Da ich dem Mann nicht begreiflich machen konnte, daß die Mühe noch viel vergebener sei, wenn er die Kinder eine Verfassung lehre, die nicht existiere und kaum je existieren werde, so verbot ich ihm einstweilen dieses Fach, auf die Erwartung hin, daß er mich verklage; denn zum Verbieten habe ich gar keine Kompetenz; im Innern seiner Schule ist jeder Schulmeister bis dato souverän.»
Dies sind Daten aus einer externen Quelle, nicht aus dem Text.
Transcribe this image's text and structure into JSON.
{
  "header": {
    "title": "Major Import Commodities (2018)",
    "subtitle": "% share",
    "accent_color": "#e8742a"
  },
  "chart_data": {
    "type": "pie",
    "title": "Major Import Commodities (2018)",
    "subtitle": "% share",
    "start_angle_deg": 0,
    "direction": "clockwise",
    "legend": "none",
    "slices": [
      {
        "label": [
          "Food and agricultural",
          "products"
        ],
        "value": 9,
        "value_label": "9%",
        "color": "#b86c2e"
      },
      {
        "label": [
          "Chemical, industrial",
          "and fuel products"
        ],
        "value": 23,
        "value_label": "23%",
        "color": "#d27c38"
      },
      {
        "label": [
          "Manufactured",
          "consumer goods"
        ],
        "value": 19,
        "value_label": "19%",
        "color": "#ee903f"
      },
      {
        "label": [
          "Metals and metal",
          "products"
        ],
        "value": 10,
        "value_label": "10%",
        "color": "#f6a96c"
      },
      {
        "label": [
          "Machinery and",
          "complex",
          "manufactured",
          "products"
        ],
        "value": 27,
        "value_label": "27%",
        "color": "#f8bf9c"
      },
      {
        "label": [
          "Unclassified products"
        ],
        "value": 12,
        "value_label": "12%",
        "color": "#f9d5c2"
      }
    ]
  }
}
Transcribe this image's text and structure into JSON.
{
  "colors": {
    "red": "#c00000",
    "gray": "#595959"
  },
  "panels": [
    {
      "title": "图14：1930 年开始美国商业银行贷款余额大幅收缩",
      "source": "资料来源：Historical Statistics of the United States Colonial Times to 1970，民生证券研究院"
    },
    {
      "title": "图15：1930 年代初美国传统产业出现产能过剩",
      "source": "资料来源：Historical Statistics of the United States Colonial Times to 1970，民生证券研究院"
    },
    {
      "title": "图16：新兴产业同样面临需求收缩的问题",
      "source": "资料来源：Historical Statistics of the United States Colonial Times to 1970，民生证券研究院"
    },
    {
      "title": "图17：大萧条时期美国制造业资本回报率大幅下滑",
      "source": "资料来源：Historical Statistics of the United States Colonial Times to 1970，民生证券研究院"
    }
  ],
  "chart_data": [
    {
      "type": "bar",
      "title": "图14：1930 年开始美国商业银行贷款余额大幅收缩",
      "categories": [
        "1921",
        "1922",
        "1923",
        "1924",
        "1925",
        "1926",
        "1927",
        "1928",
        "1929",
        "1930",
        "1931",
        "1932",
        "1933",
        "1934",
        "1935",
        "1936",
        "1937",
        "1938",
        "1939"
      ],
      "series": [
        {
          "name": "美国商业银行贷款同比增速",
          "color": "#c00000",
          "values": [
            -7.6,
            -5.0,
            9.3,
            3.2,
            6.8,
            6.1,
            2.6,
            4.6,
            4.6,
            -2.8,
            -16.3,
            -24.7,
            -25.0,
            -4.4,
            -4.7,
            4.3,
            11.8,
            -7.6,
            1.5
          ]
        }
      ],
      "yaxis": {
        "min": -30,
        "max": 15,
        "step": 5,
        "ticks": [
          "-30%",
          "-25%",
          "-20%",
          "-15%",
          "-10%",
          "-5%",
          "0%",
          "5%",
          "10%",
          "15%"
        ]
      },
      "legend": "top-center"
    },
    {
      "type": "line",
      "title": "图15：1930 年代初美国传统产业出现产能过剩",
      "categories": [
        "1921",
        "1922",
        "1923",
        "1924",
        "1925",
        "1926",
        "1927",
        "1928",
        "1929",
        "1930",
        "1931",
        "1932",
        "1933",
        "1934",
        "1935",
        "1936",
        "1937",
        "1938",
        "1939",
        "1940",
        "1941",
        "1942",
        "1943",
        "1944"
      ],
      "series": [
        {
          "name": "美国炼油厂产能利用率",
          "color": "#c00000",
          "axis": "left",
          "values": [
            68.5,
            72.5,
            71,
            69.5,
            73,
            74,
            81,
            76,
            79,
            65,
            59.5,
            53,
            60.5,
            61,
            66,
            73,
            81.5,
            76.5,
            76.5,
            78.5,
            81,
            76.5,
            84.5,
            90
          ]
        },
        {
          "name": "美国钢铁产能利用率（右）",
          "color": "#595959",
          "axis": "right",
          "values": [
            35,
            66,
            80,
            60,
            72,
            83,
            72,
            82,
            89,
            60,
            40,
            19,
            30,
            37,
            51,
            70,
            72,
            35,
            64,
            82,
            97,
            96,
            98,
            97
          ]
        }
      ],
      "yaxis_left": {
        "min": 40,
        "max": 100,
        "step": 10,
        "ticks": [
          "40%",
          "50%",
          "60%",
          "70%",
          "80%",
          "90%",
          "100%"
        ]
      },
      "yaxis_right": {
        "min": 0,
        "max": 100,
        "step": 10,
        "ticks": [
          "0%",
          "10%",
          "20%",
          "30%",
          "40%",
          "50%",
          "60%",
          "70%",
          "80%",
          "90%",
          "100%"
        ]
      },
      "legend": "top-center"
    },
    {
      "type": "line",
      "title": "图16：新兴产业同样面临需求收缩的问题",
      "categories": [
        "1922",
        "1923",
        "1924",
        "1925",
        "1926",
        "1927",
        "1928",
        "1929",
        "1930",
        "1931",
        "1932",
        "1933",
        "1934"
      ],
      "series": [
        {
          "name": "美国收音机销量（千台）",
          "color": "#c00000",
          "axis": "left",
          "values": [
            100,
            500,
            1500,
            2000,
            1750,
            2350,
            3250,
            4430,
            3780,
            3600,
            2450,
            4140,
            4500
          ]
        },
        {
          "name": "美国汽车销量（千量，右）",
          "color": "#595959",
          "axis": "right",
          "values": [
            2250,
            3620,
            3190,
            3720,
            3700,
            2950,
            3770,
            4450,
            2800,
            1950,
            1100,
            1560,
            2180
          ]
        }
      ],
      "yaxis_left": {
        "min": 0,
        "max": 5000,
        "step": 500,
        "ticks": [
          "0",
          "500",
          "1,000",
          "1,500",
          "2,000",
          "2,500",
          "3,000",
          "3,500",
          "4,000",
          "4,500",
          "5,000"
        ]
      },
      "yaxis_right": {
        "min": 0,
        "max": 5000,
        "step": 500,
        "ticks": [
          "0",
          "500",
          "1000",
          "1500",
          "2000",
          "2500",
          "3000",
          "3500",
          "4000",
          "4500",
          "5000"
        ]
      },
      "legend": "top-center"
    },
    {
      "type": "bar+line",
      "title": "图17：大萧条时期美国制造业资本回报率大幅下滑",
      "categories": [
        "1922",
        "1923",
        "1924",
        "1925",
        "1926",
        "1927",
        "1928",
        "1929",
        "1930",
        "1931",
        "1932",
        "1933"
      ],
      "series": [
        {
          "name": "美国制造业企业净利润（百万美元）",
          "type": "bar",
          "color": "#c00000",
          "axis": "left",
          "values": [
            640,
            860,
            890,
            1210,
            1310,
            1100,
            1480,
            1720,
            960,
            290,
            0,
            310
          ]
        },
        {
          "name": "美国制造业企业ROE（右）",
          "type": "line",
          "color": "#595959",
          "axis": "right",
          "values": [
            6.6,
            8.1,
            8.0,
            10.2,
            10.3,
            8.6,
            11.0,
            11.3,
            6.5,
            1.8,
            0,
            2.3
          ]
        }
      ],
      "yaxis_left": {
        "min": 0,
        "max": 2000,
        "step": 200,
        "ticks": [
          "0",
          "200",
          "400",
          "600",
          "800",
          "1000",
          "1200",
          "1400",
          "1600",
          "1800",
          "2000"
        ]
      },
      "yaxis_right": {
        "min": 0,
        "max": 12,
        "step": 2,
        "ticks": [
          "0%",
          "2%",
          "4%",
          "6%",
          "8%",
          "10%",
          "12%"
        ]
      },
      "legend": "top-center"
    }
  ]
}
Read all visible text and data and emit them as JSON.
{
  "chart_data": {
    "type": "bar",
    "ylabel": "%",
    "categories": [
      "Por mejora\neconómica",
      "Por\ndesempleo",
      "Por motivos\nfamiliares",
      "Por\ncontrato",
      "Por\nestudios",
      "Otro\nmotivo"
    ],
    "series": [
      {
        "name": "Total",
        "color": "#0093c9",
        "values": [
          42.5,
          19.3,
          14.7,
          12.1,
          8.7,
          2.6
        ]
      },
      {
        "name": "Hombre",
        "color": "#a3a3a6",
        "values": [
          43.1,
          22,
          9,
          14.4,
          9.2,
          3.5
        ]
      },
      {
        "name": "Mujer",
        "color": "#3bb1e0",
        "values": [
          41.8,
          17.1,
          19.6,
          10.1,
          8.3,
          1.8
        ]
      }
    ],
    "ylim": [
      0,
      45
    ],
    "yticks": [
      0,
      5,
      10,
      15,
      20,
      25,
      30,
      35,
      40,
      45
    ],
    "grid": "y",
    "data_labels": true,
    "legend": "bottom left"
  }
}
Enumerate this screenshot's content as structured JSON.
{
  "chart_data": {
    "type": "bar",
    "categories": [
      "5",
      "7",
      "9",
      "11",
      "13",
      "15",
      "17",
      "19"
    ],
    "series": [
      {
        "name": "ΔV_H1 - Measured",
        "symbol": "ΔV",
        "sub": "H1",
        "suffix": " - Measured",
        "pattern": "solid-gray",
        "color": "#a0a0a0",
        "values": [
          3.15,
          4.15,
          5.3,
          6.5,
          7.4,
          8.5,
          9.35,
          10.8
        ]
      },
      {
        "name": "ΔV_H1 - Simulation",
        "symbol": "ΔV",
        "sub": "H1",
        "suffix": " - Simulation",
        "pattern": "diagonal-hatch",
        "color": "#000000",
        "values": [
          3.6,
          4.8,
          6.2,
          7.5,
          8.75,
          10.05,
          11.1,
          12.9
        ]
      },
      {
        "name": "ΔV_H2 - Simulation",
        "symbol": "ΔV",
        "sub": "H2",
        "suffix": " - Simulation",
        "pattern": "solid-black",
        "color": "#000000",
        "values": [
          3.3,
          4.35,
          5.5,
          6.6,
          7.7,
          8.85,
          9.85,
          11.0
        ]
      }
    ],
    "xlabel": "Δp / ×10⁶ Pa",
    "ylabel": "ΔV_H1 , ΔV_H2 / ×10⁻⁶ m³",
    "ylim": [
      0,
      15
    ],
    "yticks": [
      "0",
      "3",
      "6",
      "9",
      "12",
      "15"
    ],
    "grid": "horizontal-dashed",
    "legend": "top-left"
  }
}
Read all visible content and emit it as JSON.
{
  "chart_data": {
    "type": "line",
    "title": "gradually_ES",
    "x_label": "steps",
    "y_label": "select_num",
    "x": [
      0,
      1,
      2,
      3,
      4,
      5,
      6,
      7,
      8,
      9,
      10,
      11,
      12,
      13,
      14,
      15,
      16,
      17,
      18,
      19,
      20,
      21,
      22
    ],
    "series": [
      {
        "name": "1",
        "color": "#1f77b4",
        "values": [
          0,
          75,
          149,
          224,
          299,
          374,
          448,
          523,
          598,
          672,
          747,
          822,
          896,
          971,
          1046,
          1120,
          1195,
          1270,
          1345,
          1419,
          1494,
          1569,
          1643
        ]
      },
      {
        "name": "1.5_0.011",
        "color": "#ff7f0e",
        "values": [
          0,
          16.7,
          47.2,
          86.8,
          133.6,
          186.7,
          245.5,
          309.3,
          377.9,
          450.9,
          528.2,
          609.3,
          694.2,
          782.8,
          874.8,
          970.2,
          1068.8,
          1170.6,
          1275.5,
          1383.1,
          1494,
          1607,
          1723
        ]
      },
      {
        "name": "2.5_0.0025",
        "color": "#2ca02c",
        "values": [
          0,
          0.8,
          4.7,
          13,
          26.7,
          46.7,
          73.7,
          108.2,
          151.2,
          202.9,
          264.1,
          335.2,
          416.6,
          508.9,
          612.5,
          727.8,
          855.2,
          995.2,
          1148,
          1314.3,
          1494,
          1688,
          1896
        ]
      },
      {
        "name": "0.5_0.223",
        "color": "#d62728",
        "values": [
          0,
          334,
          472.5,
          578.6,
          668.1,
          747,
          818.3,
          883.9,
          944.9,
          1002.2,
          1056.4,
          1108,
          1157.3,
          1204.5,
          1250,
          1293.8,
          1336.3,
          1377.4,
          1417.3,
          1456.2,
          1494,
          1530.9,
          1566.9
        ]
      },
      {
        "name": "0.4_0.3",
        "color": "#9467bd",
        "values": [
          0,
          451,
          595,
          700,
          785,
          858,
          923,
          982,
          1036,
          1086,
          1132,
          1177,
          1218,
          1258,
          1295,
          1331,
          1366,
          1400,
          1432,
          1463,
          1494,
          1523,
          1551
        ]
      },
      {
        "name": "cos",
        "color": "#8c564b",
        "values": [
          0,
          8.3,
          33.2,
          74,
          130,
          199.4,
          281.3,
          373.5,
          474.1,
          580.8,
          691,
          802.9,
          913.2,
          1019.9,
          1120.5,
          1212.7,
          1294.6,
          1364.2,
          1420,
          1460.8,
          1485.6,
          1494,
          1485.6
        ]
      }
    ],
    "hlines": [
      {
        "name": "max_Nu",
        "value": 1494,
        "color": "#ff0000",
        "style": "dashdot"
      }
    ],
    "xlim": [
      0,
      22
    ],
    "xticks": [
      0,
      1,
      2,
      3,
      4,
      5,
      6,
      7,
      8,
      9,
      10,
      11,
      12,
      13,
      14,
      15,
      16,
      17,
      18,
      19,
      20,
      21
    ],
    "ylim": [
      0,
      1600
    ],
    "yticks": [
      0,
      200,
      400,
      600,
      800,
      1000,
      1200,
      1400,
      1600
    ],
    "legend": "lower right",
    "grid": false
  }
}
Das war uns wohl komisch vorgekommen; aber mir fiel schwer aufs Herz, daß der Pfarrer damit meine, ich solle die neuen Fächer bleiben lassen, und sagte daher: »Aber, Herr Pfarrer, es wäre doch gut, wenn die Kinder etwas davon wüßten.« »Allerdings, Schulmeister; aber wenn ihr den Kindern auf dem Standpunkt, wo jetzt eure Schule steht, alles beibringen wollt, was gut wäre, so würdet ihr nicht fertig bis z'Niemerlistag. Alles hat seine Grenze, also auch eine Primarschule, auch hier heißt's: bis dahin und nicht weiters! Wollt ihr weiters, so wird euch die Schule bald aussehen wie jene Fahne, welche ein Schneider aus seinen gestohlenen Blähen zusammensetzte. Für das weitere sollten die Sekundärschulen da sein, wenn man nämlich zu sagen beliebt, für was die da sein sollen. Und will man die Primarschulen weiter ausdehnen, so muß man eine ganz andere Ordnung in den Schulbesuch bringen, dessen Beaufsichtigung an vielen Orten grenzenlos nachlässig gehandhabt wird. Zuletzt werden die Kinder vor lauter Gelehrsamkeit gar nichts mehr können, vor lauter z. B. Sprachlehre keinen Brief mehr schreiben. Die fangt man an mit der gleichen Unvernunft zu treiben, wie sonst das Fragenbuch. Ja, noch viel unverständlicher sind den Kindern viele sogenannte Definitionen in der Sprachlehre, als die Fragen. Die Herren, die solche Sprachlehren schreiben, denken halt nur an sich und nicht an die Kinder, für die sie zu schreiben vorgeben.«

»Aber, Herr Pfarrer, wenn ich die Fächer nicht lehre, so bezahlen mich meine Gytiwyler nicht dafür, und für eine arme Gemeinde, die vom Staat dafür entschädigt wird, kann man sie nicht ausgeben.« »Dafür,« antwortete er mir, »laßt das Erziehungs-Departement sorgen; es hat das Gesetz gemacht, es mag zusehen, wie es dasselbe handhabt; entweder muß es beharren oder muß in das Zeichen des Krebses. Möglich, daß das Zurücknehmen auch an ihns kömmt, ärger als an die große Schulkommission. Das wäre die Nemesis.« – Was aber das war, wußte ich nicht, und' zu fragen schickte sich mir nicht.